Mais especificamente busca-se explorar as duas acepções da expressão “corpo no cinema”
que pode abarcar desde como os corpos são construídos e representados nos filmes, quanto se
referir – aproveitando a polifonia da palavra cinema que pode significar tanto a arte audiovisual quanto as salas de exibição – a como os corpos na plateia são afetados pelos filmes e suas
representações. Produz-se assim uma antropologia do cinema preocupada com aspectos da
multissensorialidade em que os sujeitos estão mergulhados em (e não sobre) ambientes dos
quais as produções audiovisuais são parte importante. O campo etnográfico tem sido realizado
nos últimos anos em festivais de cinema da diversidade sexual e de gênero, enfocando os filmes, os espectadores, as comunidades locais e transnacionais que tais filmes e festivais ensejam.

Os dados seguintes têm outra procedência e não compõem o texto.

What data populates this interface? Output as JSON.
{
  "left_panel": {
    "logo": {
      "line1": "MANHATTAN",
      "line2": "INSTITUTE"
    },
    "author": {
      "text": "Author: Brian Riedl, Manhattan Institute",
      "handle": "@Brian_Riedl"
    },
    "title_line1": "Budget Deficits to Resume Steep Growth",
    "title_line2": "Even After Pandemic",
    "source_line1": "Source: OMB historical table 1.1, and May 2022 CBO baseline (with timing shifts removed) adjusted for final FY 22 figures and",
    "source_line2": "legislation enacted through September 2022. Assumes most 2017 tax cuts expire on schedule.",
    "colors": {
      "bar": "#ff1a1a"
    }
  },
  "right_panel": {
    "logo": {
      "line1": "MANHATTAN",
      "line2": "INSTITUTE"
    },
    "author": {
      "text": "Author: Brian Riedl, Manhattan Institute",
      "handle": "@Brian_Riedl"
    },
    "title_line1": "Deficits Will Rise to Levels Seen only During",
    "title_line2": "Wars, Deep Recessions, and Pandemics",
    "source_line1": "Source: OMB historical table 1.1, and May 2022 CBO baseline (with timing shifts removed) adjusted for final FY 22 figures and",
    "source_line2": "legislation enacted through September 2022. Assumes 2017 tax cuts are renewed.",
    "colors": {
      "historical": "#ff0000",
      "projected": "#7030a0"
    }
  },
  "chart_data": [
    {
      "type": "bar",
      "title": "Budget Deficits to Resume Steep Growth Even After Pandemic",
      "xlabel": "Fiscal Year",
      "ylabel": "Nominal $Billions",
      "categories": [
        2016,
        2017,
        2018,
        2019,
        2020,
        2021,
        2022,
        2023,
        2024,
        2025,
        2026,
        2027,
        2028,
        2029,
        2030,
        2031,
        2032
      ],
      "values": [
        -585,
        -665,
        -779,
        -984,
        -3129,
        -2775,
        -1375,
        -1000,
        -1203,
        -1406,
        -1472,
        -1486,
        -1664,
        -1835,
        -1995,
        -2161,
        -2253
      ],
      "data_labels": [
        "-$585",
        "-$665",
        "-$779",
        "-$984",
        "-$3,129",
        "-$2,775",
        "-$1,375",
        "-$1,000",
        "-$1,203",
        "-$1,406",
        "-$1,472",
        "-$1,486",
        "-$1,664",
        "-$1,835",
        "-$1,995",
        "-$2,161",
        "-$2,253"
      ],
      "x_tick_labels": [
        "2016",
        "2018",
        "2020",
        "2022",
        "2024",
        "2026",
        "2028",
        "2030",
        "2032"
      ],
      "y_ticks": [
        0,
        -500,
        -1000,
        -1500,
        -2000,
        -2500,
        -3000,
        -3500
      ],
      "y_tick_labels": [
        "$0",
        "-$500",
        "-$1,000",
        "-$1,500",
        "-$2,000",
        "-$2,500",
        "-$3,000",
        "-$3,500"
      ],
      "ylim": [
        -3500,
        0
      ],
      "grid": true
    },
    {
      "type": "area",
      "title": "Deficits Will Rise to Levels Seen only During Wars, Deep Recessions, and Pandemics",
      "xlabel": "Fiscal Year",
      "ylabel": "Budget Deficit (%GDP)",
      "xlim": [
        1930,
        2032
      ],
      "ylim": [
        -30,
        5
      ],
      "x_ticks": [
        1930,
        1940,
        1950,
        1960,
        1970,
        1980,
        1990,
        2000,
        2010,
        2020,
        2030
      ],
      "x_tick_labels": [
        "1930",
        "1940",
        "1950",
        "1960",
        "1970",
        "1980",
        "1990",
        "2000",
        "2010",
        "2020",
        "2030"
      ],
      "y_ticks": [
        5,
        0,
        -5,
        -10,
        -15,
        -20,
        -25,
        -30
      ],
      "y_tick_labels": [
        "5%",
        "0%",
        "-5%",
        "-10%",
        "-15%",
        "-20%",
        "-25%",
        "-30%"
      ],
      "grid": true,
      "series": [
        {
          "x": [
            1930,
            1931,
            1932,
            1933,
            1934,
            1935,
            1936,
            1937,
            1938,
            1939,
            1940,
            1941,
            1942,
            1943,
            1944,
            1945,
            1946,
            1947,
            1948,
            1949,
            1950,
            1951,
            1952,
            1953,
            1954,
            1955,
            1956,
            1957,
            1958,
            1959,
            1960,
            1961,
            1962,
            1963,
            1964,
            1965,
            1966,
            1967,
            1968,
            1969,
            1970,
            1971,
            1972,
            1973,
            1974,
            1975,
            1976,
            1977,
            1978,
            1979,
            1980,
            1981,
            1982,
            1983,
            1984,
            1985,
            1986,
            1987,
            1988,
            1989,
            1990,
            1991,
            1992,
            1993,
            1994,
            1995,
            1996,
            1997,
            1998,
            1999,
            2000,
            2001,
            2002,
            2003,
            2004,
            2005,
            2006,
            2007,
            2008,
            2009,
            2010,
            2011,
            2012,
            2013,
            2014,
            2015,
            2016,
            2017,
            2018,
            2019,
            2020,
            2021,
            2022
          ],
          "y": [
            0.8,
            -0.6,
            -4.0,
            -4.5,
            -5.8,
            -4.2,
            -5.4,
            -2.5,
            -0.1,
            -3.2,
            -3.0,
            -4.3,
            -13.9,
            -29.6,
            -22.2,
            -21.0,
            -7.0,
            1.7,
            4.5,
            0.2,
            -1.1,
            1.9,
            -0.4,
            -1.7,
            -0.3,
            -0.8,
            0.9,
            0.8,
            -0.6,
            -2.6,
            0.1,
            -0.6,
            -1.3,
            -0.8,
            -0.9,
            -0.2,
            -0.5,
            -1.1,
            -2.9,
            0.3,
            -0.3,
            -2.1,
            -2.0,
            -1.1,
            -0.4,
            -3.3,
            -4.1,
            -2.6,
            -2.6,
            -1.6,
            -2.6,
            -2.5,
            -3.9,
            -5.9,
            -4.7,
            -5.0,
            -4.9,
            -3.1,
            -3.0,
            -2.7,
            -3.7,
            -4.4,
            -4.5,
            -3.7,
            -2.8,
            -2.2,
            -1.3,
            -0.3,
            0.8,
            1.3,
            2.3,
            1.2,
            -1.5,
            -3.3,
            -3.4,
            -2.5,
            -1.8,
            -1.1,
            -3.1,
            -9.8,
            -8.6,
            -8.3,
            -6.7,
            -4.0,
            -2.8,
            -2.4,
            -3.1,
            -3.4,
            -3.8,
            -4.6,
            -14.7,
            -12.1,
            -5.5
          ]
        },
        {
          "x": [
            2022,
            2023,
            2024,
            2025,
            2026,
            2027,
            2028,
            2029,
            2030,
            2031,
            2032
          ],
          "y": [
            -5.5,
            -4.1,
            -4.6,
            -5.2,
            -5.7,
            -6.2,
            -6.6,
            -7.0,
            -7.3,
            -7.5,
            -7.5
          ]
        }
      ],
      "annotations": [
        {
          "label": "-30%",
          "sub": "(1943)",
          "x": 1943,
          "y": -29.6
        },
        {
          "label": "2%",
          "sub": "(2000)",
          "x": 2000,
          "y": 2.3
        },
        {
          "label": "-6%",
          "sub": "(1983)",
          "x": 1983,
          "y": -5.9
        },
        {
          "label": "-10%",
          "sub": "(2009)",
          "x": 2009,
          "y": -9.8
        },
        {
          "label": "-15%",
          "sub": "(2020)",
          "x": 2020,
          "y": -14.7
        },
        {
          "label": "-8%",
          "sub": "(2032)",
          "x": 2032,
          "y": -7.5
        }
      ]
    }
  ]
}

O corpo, nestes contextos, pode ser tanto um território de produção de discursos, de adesão ou de contestação, na relação com os regimes de poder-saber do Estado-nação, da mídia e
da ciência, mas sem dúvida um demarcador de identidades e de produção de sujeitos do contemporâneo, constituídos nas narrativas dos filmes e nos engajamentos das plateias que os
colocam em rede.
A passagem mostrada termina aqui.